Beroep op proeftijdbeding voor aanvang arbeidsovereenkomst?

Beroep op proeftijdbeding voor aanvang arbeidsovereenkomst?
Datum: 00-00-0000
Uitgavejaar en uitgavenummer: 1997 / 9
Vindplaats: Zie: kantonrechter Breda 22 januari 1997, Praktijkgids 1997, nr. 4732
Uitspraak

V. had gesolliciteerd op een vacature als constructeur-tekenaar bij N. Op 10 en 23 januari 1996 hadden sollicitatiegesprekken plaatsgevonden. Op 24 januari 1996 was V. psychologisch getest en op 26 januari 1996 deelde N. schriftelijk mede dat V. (onder voorbehoud van medische goedkeuring) tegen een bepaald salaris bij N. in dienst kon treden. Op 29 januari 1996 deelde V. telefonisch mee daarmee in te stemmen, waarna op 31 januari 1996 de medische keuring plaats vond.
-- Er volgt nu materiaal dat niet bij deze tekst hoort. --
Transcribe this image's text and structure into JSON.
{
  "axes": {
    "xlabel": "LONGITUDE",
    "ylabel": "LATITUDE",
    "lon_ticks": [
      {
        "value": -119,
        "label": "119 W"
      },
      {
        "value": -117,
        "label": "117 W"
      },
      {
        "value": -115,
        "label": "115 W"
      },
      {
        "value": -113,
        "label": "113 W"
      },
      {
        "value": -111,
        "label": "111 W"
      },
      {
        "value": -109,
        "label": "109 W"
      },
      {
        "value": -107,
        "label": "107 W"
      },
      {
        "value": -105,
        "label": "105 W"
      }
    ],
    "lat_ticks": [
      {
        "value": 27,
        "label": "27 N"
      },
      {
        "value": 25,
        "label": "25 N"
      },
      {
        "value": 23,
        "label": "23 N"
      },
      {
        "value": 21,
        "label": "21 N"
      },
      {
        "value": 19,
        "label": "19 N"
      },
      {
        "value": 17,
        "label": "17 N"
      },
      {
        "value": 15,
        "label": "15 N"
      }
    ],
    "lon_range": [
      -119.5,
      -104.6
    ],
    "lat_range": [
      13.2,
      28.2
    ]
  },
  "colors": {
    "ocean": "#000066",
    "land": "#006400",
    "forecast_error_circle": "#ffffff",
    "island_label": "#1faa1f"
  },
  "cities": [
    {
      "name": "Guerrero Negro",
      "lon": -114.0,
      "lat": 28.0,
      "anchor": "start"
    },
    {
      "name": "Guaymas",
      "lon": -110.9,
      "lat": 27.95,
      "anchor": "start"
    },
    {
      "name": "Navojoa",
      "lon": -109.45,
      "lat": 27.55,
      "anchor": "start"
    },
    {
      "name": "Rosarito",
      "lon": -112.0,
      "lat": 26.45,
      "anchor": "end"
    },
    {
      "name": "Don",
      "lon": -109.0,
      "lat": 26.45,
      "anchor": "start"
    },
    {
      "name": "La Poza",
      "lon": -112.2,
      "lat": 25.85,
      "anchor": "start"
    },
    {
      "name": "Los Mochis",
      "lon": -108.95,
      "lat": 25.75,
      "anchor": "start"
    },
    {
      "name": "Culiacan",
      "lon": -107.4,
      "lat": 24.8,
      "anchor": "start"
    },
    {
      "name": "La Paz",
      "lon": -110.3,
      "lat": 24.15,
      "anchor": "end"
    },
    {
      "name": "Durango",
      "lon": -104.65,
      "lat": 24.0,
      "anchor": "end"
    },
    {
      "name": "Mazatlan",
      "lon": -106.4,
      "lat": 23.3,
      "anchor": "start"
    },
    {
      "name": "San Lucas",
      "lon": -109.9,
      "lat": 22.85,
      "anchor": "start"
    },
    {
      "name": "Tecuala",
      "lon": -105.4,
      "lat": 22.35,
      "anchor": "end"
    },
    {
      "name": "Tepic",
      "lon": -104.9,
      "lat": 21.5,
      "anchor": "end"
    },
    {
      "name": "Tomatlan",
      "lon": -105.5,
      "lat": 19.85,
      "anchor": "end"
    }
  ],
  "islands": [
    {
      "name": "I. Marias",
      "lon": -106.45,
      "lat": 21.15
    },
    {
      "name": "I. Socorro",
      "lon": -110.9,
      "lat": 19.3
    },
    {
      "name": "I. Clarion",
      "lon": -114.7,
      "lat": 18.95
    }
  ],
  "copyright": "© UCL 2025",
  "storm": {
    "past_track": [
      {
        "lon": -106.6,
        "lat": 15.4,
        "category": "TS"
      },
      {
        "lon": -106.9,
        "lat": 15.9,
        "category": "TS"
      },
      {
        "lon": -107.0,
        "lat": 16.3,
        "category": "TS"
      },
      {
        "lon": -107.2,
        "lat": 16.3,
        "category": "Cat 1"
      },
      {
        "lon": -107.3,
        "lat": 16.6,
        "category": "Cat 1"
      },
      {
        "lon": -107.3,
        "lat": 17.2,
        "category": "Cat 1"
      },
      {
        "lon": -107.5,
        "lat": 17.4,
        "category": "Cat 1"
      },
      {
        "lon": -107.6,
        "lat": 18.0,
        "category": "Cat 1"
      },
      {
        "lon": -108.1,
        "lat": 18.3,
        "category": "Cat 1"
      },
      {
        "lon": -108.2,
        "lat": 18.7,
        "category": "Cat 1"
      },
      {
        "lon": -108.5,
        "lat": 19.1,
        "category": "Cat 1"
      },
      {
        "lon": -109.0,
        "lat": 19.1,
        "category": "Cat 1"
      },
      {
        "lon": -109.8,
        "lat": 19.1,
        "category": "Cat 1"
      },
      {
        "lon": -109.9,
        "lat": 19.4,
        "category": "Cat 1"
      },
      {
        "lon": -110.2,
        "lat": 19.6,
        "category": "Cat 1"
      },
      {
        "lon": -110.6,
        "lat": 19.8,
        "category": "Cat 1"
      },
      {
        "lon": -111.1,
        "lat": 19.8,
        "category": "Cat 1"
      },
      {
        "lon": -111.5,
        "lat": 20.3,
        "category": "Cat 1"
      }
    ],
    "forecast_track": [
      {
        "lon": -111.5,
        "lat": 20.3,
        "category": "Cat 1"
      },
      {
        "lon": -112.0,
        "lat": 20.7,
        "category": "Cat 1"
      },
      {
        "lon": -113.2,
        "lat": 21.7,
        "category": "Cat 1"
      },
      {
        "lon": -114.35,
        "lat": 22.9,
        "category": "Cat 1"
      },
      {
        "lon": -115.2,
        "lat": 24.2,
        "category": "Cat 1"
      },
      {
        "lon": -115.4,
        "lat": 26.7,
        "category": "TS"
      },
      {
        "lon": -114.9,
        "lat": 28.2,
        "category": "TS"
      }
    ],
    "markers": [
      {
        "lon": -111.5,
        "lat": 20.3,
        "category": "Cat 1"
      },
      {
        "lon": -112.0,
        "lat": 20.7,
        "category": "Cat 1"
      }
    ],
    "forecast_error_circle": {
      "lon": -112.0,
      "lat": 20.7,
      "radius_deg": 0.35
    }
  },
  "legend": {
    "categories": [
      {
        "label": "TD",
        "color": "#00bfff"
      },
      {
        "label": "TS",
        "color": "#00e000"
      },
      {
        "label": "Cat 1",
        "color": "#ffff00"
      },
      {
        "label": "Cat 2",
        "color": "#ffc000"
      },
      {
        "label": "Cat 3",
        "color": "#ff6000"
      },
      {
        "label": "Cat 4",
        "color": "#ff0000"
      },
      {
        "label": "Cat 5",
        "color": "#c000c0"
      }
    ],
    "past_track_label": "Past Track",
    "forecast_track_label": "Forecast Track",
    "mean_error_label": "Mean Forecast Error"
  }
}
Op 19 februari 1996 deelt V. echter telefonisch aan N. mede van indiensttreding af te zien omdat zijn huidige werkgever hem na zijn opzegging een nieuwe aanbieding met grote voordelen heeft gedaan, welke aanbieding hij heeft aanvaard.
N. is van mening dat de opzegging onrechtmatig is en vordert van V. ƒ 4.517,55 schadevergoeding, bestaande uit advertentiekosten, de kosten van de psychologische test en de medische keuring. Het verweer van V. dat nog geen overeenkomst tot stand was gekomen wordt door de kantonrechter verworpen omdat mondelinge overeenstemming over de belangrijkste punten was bereikt. Dat de schriftelijke arbeidsovereenkomst niet was ondertekend, doet daaraan niet af. Hoewel de kantonrechter een beroep op de in de arbeidsovereenkomst opgenomen proeftijd vóór aanvang van de arbeidsovereenkomst mogelijk acht, veroordeelt hij V. in dit geval tot schadevergoeding, omdat het beroep op het proeftijdbeding wordt gedaan op gronden die in de persoonlijke sfeer liggen (de door de oude werkgever toegezegde salarisverhoging) en niet vanwege het verkregen (tegenvallend) inzicht in de aard van het werk waarvoor V. was aangenomen. Dit acht de kantonrechter onrechtmatig. De schadevergoeding wordt echter beperkt tot de kosten van de psychologische test (ƒ 985,00) en de medische keuring. (ƒ 60,00) De advertentiekosten behoeven niet te worden vergoed, omdat die niet uitsluitend ten behoeve van V. zijn gemaakt.


Commentaar

Op grond van de tekst van artikel 7:676 B.W. (voorheen: artikel 7A:1639n B.W.) staat vast dat partijen ook al voor aanvang van de arbeidsovereenkomst op de proeftijd een beroep kunnen doen. Deze bevoegdheid wordt door de kantonrechter ook niet betwist. Wel sluit de kantonrechter te Breda zich aan bij een tweetal eerdere uitspraken van de kantonrechter te Amsterdam waarin geoordeeld werd dat een dergelijk beroep op de proeftijd (in één geval zelfs één dag na aanvang van de arbeidsovereenkomst) tot een schadevergoedingsplicht leidt. De kantonrechter te Amsterdam baseerde dit op misbruik van recht en strijd met goed werkgeverschap. De kantonrechter te Breda merkte het beroep op de proeftijd als "onrechtmatig" aan.